Researchers have developed a novel proton therapy technique to specifically target cancer cells that resist other forms of treatment. The technique is called LEAP, an acronym for “biologically enhanced particle therapy.” The method was developed at the Mayo Clinic, US.
“The human body receives tens of thousands of DNA lesions per day from a variety of internal and external sources,” said Dr Robert Mutter, co-principal investigator of the study. “Therefore, cells have evolved complex repair pathways to efficiently repair damaged DNA. Defects in these repair pathways can lead to the development of diseases, including cancer.”
According to the researchers, defects in the ATM-BRCA1-BRCA2 DNA repair pathway are commonly observed in cancer. Breast and ovarian cancer mutations in BRCA1 and BRCA2 repair genes are the most common cause.
The team studied a novel method of delivering proton therapy to target tumours with inherent defects in the ATM-BRCA1-BRCA2 DNA repair pathway.
“We compared the effects of delivering the same amount of energy or dose into cancer cells using a dense energy deposition pattern with LEAP versus spreading out the same energy more diffusely, which is typical of conventional photon and proton therapy,” said Mutter. “Surprisingly, we discovered that cancers with inherent defects in the ATM-BRCA1-BRCA2 pathway are exquisitely sensitive to a new concentrated proton technique.”
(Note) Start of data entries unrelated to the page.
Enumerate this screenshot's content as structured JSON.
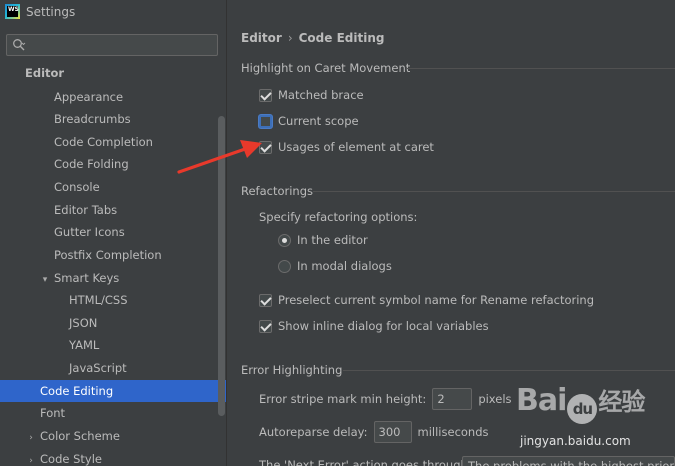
{
  "window": {
    "title": "Settings",
    "app_logo": "WS"
  },
  "search": {
    "value": "",
    "placeholder": ""
  },
  "sidebar": {
    "items": [
      {
        "label": "Editor"
      },
      {
        "label": "Appearance"
      },
      {
        "label": "Breadcrumbs"
      },
      {
        "label": "Code Completion"
      },
      {
        "label": "Code Folding"
      },
      {
        "label": "Console"
      },
      {
        "label": "Editor Tabs"
      },
      {
        "label": "Gutter Icons"
      },
      {
        "label": "Postfix Completion"
      },
      {
        "label": "Smart Keys"
      },
      {
        "label": "HTML/CSS"
      },
      {
        "label": "JSON"
      },
      {
        "label": "YAML"
      },
      {
        "label": "JavaScript"
      },
      {
        "label": "Code Editing"
      },
      {
        "label": "Font"
      },
      {
        "label": "Color Scheme"
      },
      {
        "label": "Code Style"
      }
    ],
    "selected": "Code Editing"
  },
  "breadcrumb": {
    "parent": "Editor",
    "separator": "›",
    "current": "Code Editing"
  },
  "highlight_section": {
    "title": "Highlight on Caret Movement",
    "options": [
      {
        "label": "Matched brace",
        "checked": true
      },
      {
        "label": "Current scope",
        "checked": false
      },
      {
        "label": "Usages of element at caret",
        "checked": true
      }
    ]
  },
  "refactorings_section": {
    "title": "Refactorings",
    "specify_label": "Specify refactoring options:",
    "radios": [
      {
        "label": "In the editor",
        "selected": true
      },
      {
        "label": "In modal dialogs",
        "selected": false
      }
    ],
    "checks": [
      {
        "label": "Preselect current symbol name for Rename refactoring",
        "checked": true
      },
      {
        "label": "Show inline dialog for local variables",
        "checked": true
      }
    ]
  },
  "error_section": {
    "title": "Error Highlighting",
    "stripe_label": "Error stripe mark min height:",
    "stripe_value": "2",
    "stripe_unit": "pixels",
    "autoreparse_label": "Autoreparse delay:",
    "autoreparse_value": "300",
    "autoreparse_unit": "milliseconds",
    "next_error_label": "The 'Next Error' action goes through:",
    "next_error_value": "The problems with the highest priority"
  },
  "watermark": {
    "logo_text_1": "Bai",
    "logo_paw": "du",
    "logo_text_2": "经验",
    "url": "jingyan.baidu.com"
  },
  "colors": {
    "background": "#3c3f41",
    "selection": "#2f65ca",
    "annotation_arrow": "#e8392b"
  }
}
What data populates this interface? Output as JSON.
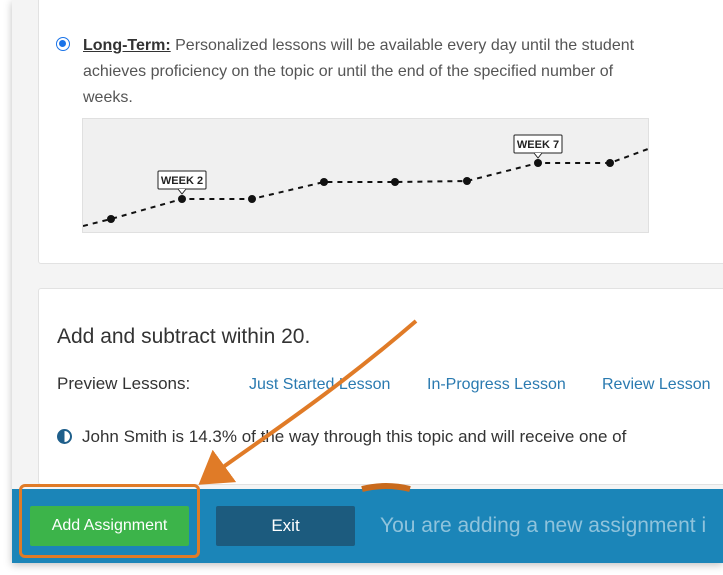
{
  "long_term": {
    "label": "Long-Term:",
    "description": " Personalized lessons will be available every day until the student achieves proficiency on the topic or until the end of the specified number of weeks.",
    "selected": true
  },
  "timeline": {
    "markers": [
      {
        "label": "WEEK 2",
        "point_index": 1
      },
      {
        "label": "WEEK 7",
        "point_index": 6
      }
    ]
  },
  "topic": {
    "title": "Add and subtract within 20.",
    "preview_label": "Preview Lessons:",
    "lessons": [
      "Just Started Lesson",
      "In-Progress Lesson",
      "Review Lesson"
    ],
    "progress_text": "John Smith is 14.3% of the way through this topic and will receive one of"
  },
  "bottom_bar": {
    "add_button": "Add Assignment",
    "exit_button": "Exit",
    "message": "You are adding a new assignment i"
  },
  "colors": {
    "accent_green": "#3cb44a",
    "bar_blue": "#1b85b8",
    "exit_blue": "#1c5b7e",
    "highlight_orange": "#e07b27"
  }
}
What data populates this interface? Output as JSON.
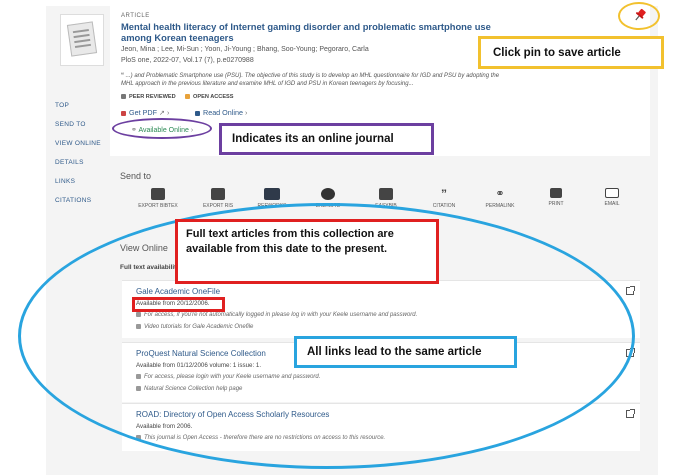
{
  "article": {
    "type_label": "ARTICLE",
    "title": "Mental health literacy of Internet gaming disorder and problematic smartphone use among Korean teenagers",
    "authors": "Jeon, Mina ; Lee, Mi-Sun ; Yoon, Ji-Young ; Bhang, Soo-Young; Pegoraro, Carla",
    "source": "PloS one, 2022-07, Vol.17 (7), p.e0270988",
    "snippet": "...) and Problematic Smartphone use (PSU). The objective of this study is to develop an MHL questionnaire for IGD and PSU by adopting the MHL approach in the previous literature and examine MHL of IGD and PSU in Korean teenagers by focusing...",
    "peer_reviewed": "PEER REVIEWED",
    "open_access": "OPEN ACCESS",
    "get_pdf": "Get PDF",
    "read_online": "Read Online",
    "available_online": "Available Online"
  },
  "left_nav": [
    "TOP",
    "SEND TO",
    "VIEW ONLINE",
    "DETAILS",
    "LINKS",
    "CITATIONS"
  ],
  "send_to": {
    "heading": "Send to",
    "items": [
      "EXPORT BIBTEX",
      "EXPORT RIS",
      "REFWORKS",
      "ENDNOTE",
      "EASYBIB",
      "CITATION",
      "PERMALINK",
      "PRINT",
      "EMAIL"
    ]
  },
  "view_online": {
    "heading": "View Online",
    "fulltext_header": "Full text availability",
    "providers": [
      {
        "name": "Gale Academic OneFile",
        "availability": "Available from 20/12/2006.",
        "note": "For access, if you're not automatically logged in please log in with your Keele username and password.",
        "help": "Video tutorials for Gale Academic Onefile"
      },
      {
        "name": "ProQuest Natural Science Collection",
        "availability": "Available from 01/12/2006 volume: 1 issue: 1.",
        "note": "For access, please login with your Keele username and password.",
        "help": "Natural Science Collection help page"
      },
      {
        "name": "ROAD: Directory of Open Access Scholarly Resources",
        "availability": "Available from 2006.",
        "note": "This journal is Open Access - therefore there are no restrictions on access to this resource.",
        "help": ""
      }
    ]
  },
  "callouts": {
    "pin": "Click pin to save article",
    "online_journal": "Indicates its an online journal",
    "fulltext": "Full text articles from this collection are available from this date to the present.",
    "links": "All links lead to the same article"
  },
  "colors": {
    "pin": "#e02020",
    "yellow": "#f2c12e",
    "purple": "#6c3fa0",
    "red": "#e02020",
    "blue": "#29a4df",
    "link": "#2f5a8a",
    "green": "#2e8b57"
  }
}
The researchers found that surrounding normal tissues were spared and their full complement of DNA repair elements remained intact.
“We also found that we could rewire the DNA repair machinery pharmacologically by co-administration of an ATM inhibitor, a regulator of the body’s response to DNA damage, to make repair-proficient cells exquisitely sensitive to LEAP,” said Dr Zhenkun Lou, co-principal investigator of the study.
The distinct physical characteristics of protons allow radiation oncologists to spare nearby normal tissues with superior accuracy, compared to conventional photon-based radiation therapy.
“LEAP is a paradigm shift in treatment, whereby newly discovered biologic responses, induced when proton energy deposition is concentrated in cancer cells using novel radiation planning techniques, may enable the personalisation of radiotherapy based on a patient’s tumour biology,” said Mutter.
The findings are published in Cancer Research.